Market Economy Failed to Generate Jobs


by Gustavo González

Inter Press Service
December 10, 2001
Expectations that adoption of a market- oriented economic model throughout Latin America would lead to the generation of jobs were thwarted in the 1990s, according to a study by the Economic Commission for Latin America and the Caribbean (ECLAC).

Barbara Stallings and Jürgen Weller, researchers with the regional United Nations agency, report that over the past decade, ''jobs grew slowly and unemployment increased,'' while job quality fell and inequality grew in the region.

In a study on the market economy's effect on labour, published in the recently released 75th edition of the ECLAC Review, Stallings and Weller say ''the 1990s were a decade of serious problems on the labour front,'' by contrast to expectations that jobs would be created as a result of the widespread adoption of market-oriented policies.

But while the employment outlook is grim overall, the characteristics of the labour market vary according to subregion, the study points out.

In Mexico and Central America, close ties with the US economy have generated production structures based on traditional manufactured products, especially textiles, electronic goods and cars.

In South America, on the other hand, economic and labour activity is more closely linked to products based on natural resources, such as steel, petrochemicals, cellulose, paper and foodstuffs, which are exported to Europe and other markets.

Meanwhile, the southern cone countries, grouped in the Southern Common Market (Mercosur), began to purchase manufactured goods from each other in the 1990s, Stallings and Weller add.

In terms of employment, the fastest-growing category of jobs in Mexico and Central America was that of wage-earners, with average annual growth of 4.2 percent. That category accounted for two- thirds of all new jobs.

In South America, wage-earning jobs increased just 1.8 percent a year, and represented less than half of all new jobs, while the independent labour force - informal and self-employed workers - expanded at an annual rate of four percent.

As a proportion of all new jobs created in the countries in the northern part of Latin America, the self-employed represented 27 percent, compared to 37 percent in the countries to the south, writes Stallings.

The maquiladoras, or export assembly plants, fuelled the expansion of wage-paying work in Mexico and Central America, the authors note.

Maquiladoras are factories set up in low-tax export processing zones that import materials or parts to make goods like textiles, electronics and other manufactured products for re-export.

Unemployment increased in nearly every Latin American country in the 1990s, according to Stallings and Weller, who point out that unemployment and growing inequality represent major challenges for government social policies.

Unless there is a sufficient number of jobs providing the minimum necessary support for workers and their families, social policies will be overwhelmed by demands that they satisfy the basic needs of the population, writes Weller.

That means government social policies will be unable to play the role they are meant to play, complementing the labour market, helping prepare workers and future workers, and providing a safety net for those who are unable to work, he points out.

The study urges governments in the region to resolve their pressing problems with regards to employment, described as the main link between economic and social development.

The imbalances in the labour market and their implications also pose a threat to the region's democracies, as has been seen in several cases, warns Stallings.

It is governments that must offer incentives for growth of more labour-intensive endeavours, although in market-oriented economic models, it is the private sector that plays a leadership role in the question of investment, the study adds.

Policies must be adapted to the realities of each country, say the authors.
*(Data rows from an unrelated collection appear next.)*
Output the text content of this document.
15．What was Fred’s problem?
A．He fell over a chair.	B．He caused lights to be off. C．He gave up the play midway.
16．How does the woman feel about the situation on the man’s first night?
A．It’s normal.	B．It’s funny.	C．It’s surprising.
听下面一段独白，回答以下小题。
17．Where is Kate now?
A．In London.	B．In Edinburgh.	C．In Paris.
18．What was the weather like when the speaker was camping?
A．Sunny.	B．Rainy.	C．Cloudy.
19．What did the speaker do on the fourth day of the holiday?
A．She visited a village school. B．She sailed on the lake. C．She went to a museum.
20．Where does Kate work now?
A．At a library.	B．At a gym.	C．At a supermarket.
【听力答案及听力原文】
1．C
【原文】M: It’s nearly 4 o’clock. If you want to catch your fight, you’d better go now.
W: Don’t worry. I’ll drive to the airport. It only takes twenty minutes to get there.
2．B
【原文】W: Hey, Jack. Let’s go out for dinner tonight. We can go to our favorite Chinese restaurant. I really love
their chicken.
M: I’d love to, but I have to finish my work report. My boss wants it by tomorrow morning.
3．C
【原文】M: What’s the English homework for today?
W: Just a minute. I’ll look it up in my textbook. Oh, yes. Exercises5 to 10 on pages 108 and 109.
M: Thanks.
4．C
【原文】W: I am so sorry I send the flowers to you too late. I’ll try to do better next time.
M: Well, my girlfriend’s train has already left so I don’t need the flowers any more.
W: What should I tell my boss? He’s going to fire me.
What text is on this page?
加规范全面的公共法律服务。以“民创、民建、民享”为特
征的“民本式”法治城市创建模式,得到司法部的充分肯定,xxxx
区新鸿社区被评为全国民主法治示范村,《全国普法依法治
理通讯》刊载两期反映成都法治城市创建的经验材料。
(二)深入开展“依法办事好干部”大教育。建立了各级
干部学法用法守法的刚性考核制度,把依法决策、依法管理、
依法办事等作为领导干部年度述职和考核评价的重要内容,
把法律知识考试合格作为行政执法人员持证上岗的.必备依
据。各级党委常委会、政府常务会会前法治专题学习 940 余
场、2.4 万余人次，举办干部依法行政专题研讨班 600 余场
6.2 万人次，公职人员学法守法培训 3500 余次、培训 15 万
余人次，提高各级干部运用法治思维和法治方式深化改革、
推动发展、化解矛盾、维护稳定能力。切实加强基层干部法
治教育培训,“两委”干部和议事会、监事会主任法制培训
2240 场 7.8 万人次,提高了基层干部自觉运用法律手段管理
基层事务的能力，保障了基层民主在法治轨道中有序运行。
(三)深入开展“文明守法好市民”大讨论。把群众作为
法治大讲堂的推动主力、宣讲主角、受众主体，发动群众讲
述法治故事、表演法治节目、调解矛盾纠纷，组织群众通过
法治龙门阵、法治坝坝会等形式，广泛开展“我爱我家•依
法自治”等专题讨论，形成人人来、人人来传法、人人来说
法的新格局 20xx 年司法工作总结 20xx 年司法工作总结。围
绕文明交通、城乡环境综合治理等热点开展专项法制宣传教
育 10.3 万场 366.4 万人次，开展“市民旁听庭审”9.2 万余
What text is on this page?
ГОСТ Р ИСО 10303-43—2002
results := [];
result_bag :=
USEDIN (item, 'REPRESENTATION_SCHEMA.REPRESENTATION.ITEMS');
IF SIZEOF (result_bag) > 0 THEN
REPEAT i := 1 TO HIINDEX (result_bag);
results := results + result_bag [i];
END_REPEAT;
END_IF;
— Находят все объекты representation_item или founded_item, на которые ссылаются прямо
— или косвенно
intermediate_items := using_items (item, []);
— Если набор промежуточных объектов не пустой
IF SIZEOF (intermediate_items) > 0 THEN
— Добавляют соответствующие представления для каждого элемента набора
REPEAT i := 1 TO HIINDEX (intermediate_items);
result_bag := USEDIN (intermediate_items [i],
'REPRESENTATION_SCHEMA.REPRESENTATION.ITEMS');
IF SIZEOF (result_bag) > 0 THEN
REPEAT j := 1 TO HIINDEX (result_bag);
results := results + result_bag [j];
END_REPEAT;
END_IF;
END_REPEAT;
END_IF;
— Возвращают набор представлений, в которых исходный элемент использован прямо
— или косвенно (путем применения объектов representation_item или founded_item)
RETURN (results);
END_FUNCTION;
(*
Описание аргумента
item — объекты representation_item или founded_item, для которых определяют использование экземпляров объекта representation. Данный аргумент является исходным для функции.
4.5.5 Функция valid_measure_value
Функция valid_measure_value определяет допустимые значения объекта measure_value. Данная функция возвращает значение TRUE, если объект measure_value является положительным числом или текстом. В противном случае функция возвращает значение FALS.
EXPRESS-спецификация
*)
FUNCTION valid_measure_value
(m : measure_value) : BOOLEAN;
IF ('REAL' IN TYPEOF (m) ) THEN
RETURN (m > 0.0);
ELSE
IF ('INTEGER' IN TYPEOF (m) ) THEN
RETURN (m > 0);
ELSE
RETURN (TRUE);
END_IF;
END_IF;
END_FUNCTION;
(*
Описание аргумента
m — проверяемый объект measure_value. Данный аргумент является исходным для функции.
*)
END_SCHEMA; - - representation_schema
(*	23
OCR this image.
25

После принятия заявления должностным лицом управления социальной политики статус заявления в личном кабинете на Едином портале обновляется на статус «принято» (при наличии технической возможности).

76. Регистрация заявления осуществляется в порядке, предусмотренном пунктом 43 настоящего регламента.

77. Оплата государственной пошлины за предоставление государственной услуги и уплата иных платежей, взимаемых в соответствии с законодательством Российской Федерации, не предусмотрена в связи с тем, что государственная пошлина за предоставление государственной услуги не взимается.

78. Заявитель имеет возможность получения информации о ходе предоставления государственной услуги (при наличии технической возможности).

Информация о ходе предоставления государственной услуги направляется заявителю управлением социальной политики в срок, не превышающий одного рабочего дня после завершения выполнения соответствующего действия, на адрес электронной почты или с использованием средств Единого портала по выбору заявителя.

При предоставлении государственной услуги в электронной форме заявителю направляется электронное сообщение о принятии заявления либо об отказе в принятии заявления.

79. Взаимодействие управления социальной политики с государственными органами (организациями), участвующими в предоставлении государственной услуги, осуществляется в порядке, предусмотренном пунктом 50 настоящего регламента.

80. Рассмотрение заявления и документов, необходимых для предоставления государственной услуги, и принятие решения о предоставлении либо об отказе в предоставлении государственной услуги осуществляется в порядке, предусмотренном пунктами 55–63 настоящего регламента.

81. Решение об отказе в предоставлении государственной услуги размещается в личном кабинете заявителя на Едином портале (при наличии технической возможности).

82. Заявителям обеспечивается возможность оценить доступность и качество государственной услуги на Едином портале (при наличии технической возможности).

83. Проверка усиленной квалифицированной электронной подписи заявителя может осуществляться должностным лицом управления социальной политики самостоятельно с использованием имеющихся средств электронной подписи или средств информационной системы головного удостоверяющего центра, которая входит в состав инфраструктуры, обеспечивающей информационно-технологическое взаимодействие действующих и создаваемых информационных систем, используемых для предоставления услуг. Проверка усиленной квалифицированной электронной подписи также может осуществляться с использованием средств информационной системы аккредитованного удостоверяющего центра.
But they add that in general terms, the maquiladora sector must be strengthened in Mexico and Central America, and the poor working conditions, including widespread violations of workers' right to organise, must be improved.

In South America, priority must be put on support for small companies, say Stallings and Weller, to complement capital- intensive production structures.

Magdalena Echeverrí­a, a sociologist with the Chilean Labour Office's research department, said a new trend was emerging in the labour market through outsourcing, which leads to a deterioration in labour conditions.

The new trend in subcontracting consists of a large company laying off its personnel and rehiring part of the employees through newer associated companies with less capital.

Outsourcing leads to workers losing benefits like bonuses, health care arrangements and the possibility of setting up a trade union, given the precariousness of their job situation, warned Echeverrí­a.

She said subcontracting would increase in Chile, as a strategy by which businesses seek to evade the obligations incorporated in the latest reforms of the labour code, which went into effect on Dec 1.